Particolarmente significativo è stato l’impegno da parte dell’Unione Europea, che durante la sua evoluzione ha dimostrato un costante interesse alla tutela della privacy e dei dati personali. Emblematica in questa direzione è la recente  sentenza nella causa C-362/14 (Maximilian Schrems / Data Protection Commissioner) della Corte di Giustizia dell’UE, meglio nota agli onori della cronaca come “Sentenza Facebook”, che segna un’importante presa di posizione, prevedendo la possibilità per i singoli Stati membri di negare il trasferimento di dati personali verso un Paese terzo che non garantisca un livello accettabile di protezione di tali informazioni.

Con questa pronuncia, sotto il profilo sostanziale, la Corte riconosce che nel diritto dell’Unione non può essere considerata accettabile una normativa che autorizzi in maniera generalizzata la conservazione dei dati personali di tutte le persone i cui dati sono trasferiti dall’Unione al Paese terzo (nel caso di specie gli Stati Uniti) senza che sia operata alcuna differenziazione, limitazione o eccezione in funzione dell’obiettivo perseguito e senza che vengano fissati criteri oggettivi intesi a circoscrivere l’accesso delle autorità pubbliche ai dati e alla loro successiva utilizzazione. Con la “Sentenza Facebook” si è quindi negata la facoltà di utilizzare nel territorio americano (Facebook ha sede centrale in California) i dati immessi da un cittadino italiano o europeo nel noto social network: l’organo nazionale di tutela della privacy è preposto a filtrare il flusso dei dati sensibili, dovendo previamente accertare un corrispondente livello di garanzia del Paese a cui i dati sono destinati.

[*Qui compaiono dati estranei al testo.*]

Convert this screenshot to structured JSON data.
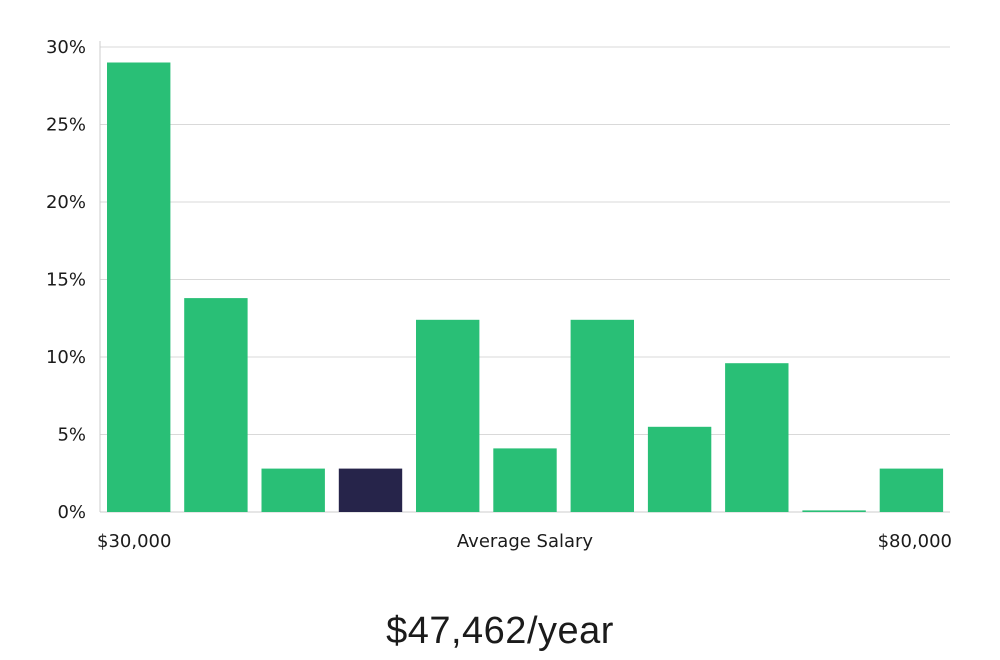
{
  "chart_data": {
    "type": "bar",
    "xlabel": "Average Salary",
    "x_range_labels": {
      "min": "$30,000",
      "max": "$80,000"
    },
    "ylim": [
      0,
      30
    ],
    "y_ticks": [
      0,
      5,
      10,
      15,
      20,
      25,
      30
    ],
    "y_tick_labels": [
      "0%",
      "5%",
      "10%",
      "15%",
      "20%",
      "25%",
      "30%"
    ],
    "grid": true,
    "values": [
      29.0,
      13.8,
      2.8,
      2.8,
      12.4,
      4.1,
      12.4,
      5.5,
      9.6,
      0.1,
      2.8
    ],
    "highlight_index": 3,
    "colors": {
      "bar": "#29bf76",
      "bar_highlight": "#26244a",
      "grid": "#d9d9d9",
      "axis": "#cccccc",
      "text": "#1b1b1b"
    }
  },
  "summary": {
    "salary": "$47,462/year"
  }
}
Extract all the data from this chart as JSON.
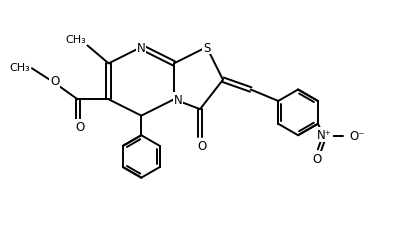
{
  "bg_color": "#ffffff",
  "line_color": "#000000",
  "line_width": 1.4,
  "font_size": 8.5,
  "figsize": [
    4.1,
    2.3
  ],
  "dpi": 100,
  "xlim": [
    -0.5,
    10.5
  ],
  "ylim": [
    -0.5,
    6.5
  ]
}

A seguito di tale intervento, quindi, vengono messi in discussione i sistemi giuridici che regolano la raccolta, il trattamento e la conservazione dei dati personali di cui si nutrono i social networks per finalità prevalentemente commerciali.

Fra i nuovi approcci metodologici elaborati al fine di tutelare il diritto degli utenti alla riservatezza vanno sicuramente menzionati i concetti innovativi di “Privacy by Design” e di “Privacy by Default ”, che sono oramai annoverati tra i principi ispiratori dell’emanando regolamento europeo in materia. Il punto di forza di questa nuova impostazione consiste nell’anticipazione della tutela della privacy al momento della progettazione stessa, ponendo l’utente al centro di questa operazione e affidandogli un ruolo sempre più attivo.

In questo complesso scenario il fondamento sulla base del quale sviluppare una migliore strategia per tutelare la privacy si può individuare nel principio di “conoscibilità effettiva” da parte degli utenti, i quali devono essere garantiti dagli operatori del settore e tutelati da una solida normativa organica, in primis comunitaria e  auspicabilmente a livello internazionale. In ogni caso, anche nel mondo digitale vale la regola aurea del buon senso, in base alla quale ogni utente dovrebbe preventivamente riflettere sull’opportunità o meno di immettere alcune informazioni o determinati contenuti, valutandone attentamente le possibili conseguenze negative.